Types of elliptic curves

Question

I'm trying to research elliptic curves, and I always get the generic equation $$y^2 = a_0 x^3 + a_1 x^2 + a_2 x + a_3.$$ However, I'm looking for information on an equation like $$y^3 = a_0 x^3 + a_1 x^2 + a_2 x + a_3$$ or an equation with cubes on both sides. I can't seem to find anything... are they called something else? Are there any papers I could read on them? Thanks!

Answer 1

Such equations are called Cubic plane curves; references are given here.

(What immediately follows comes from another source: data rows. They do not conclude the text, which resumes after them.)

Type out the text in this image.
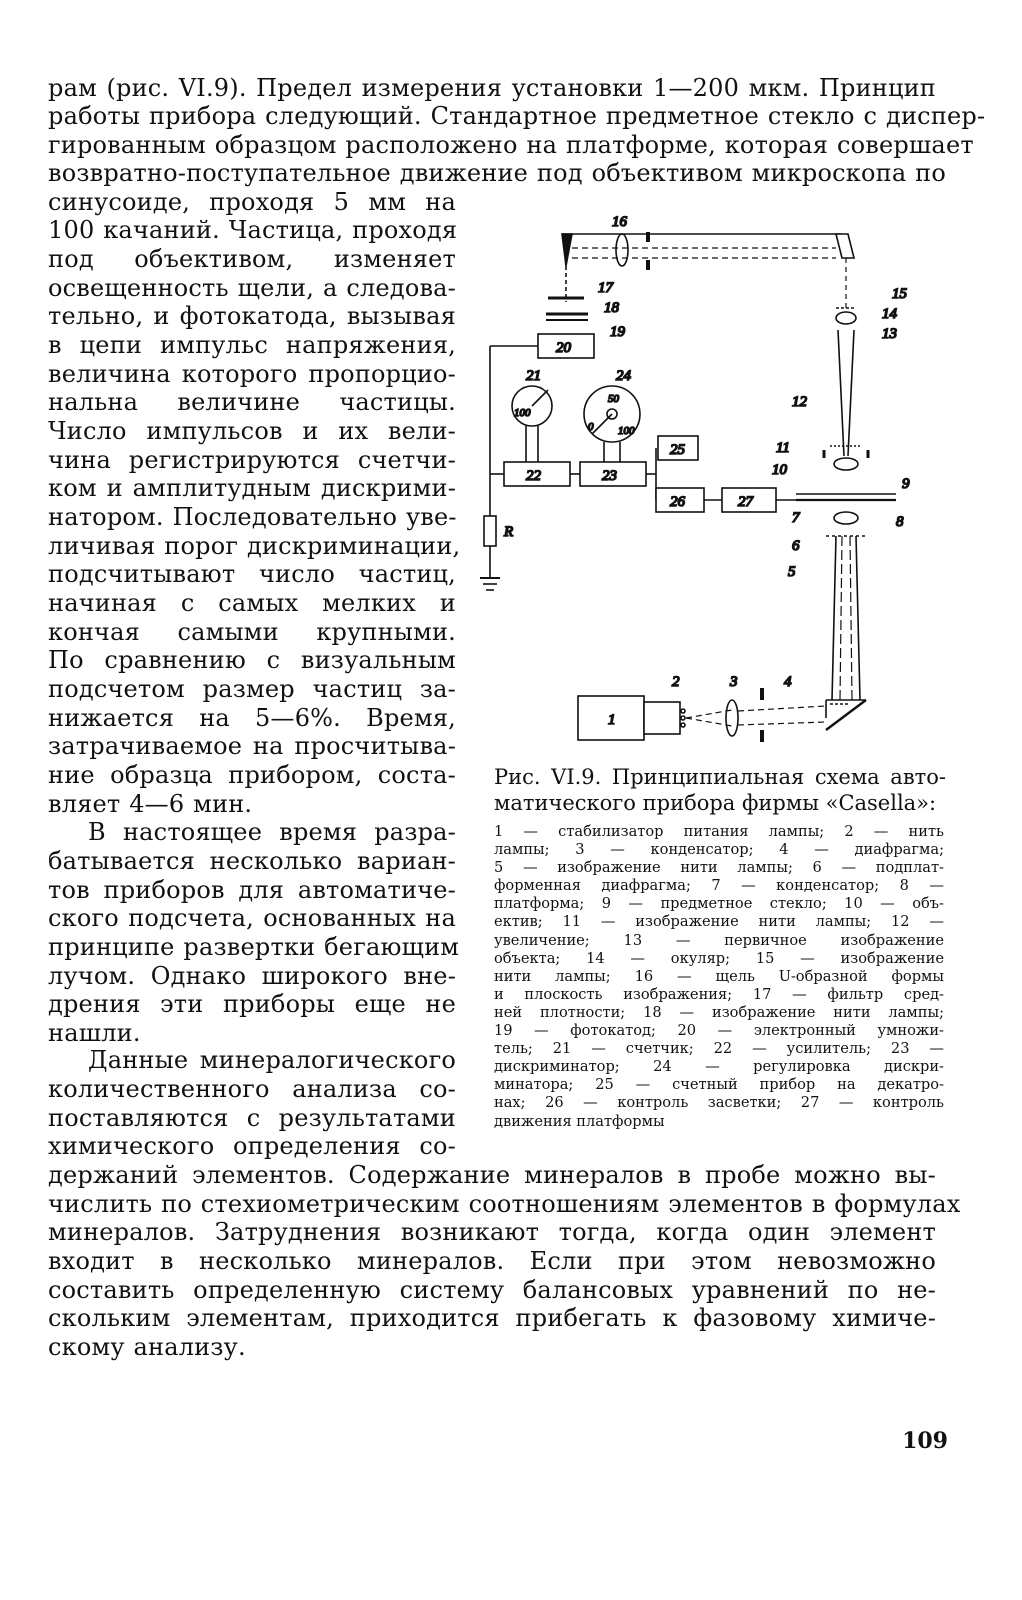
рам (рис. VI.9). Предел измерения установки 1—200 мкм. Принцип
работы прибора следующий. Стандартное предметное стекло с диспер-
гированным образцом расположено на платформе, которая совершает
возвратно-поступательное движение под объективом микроскопа по
синусоиде, проходя 5 мм на
100 качаний. Частица, проходя
под объективом, изменяет
освещенность щели, а следова-
тельно, и фотокатода, вызывая
в цепи импульс напряжения,
величина которого пропорцио-
нальна величине частицы.
Число импульсов и их вели-
чина регистрируются счетчи-
ком и амплитудным дискрими-
натором. Последовательно уве-
личивая порог дискриминации,
подсчитывают число частиц,
начиная с самых мелких и
кончая самыми крупными.
По сравнению с визуальным
подсчетом размер частиц за-
нижается на 5—6%. Время,
затрачиваемое на просчитыва-
ние образца прибором, соста-
вляет 4—6 мин.
В настоящее время разра-
батывается несколько вариан-
тов приборов для автоматиче-
ского подсчета, основанных на
принципе развертки бегающим
лучом. Однако широкого вне-
дрения эти приборы еще не
нашли.
Данные минералогического
количественного анализа со-
поставляются с результатами
химического определения со-
держаний элементов. Содержание минералов в пробе можно вы-
числить по стехиометрическим соотношениям элементов в формулах
минералов. Затруднения возникают тогда, когда один элемент
входит в несколько минералов. Если при этом невозможно
составить определенную систему балансовых уравнений по не-
скольким элементам, приходится прибегать к фазовому химиче-
скому анализу.
16
17
18
19
20
21	24
100
50
0 100
22	23
25
26	27
R
15
14
13
12
11
10
9
8
7
6
5
2	3	4
1
Рис. VI.9. Принципиальная схема авто-
матического прибора фирмы «Casella»:
1 — стабилизатор питания лампы; 2 — нить
лампы; 3 — конденсатор; 4 — диафрагма;
5 — изображение нити лампы; 6 — подплат-
форменная диафрагма; 7 — конденсатор; 8 —
платформа; 9 — предметное стекло; 10 — объ-
ектив; 11 — изображение нити лампы; 12 —
увеличение; 13 — первичное изображение
объекта; 14 — окуляр; 15 — изображение
нити лампы; 16 — щель U-образной формы
и плоскость изображения; 17 — фильтр сред-
ней плотности; 18 — изображение нити лампы;
19 — фотокатод; 20 — электронный умножи-
тель; 21 — счетчик; 22 — усилитель; 23 —
дискриминатор; 24 — регулировка дискри-
минатора; 25 — счетный прибор на декатро-
нах; 26 — контроль засветки; 27 — контроль
движения платформы
109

The projective version is given by $F(x,y,z)=0$ where $F$ is a non-zero linear combination of the third-degree monomials $$ x^3, y^3, z^3, x^2y, x^2z, y^2x, y^2z, z^2x, z^2y, xyz. $$ For $z=1$ we obtain the affine version. Any non-singular cubic curve can be transformed into the Weierstrass equation of an elliptic curve.

Answer 2

Have a look at Silverman and Tate's "Rational Points on Elliptic Curves". There, in page 22, they tell you how to transform any non-singular cubic into a Weierstrass form. The reason why you don't see much work on curves of the form $y^3=x^3+\cdots$ is that we first bring it to a Weierstrass form and then work there.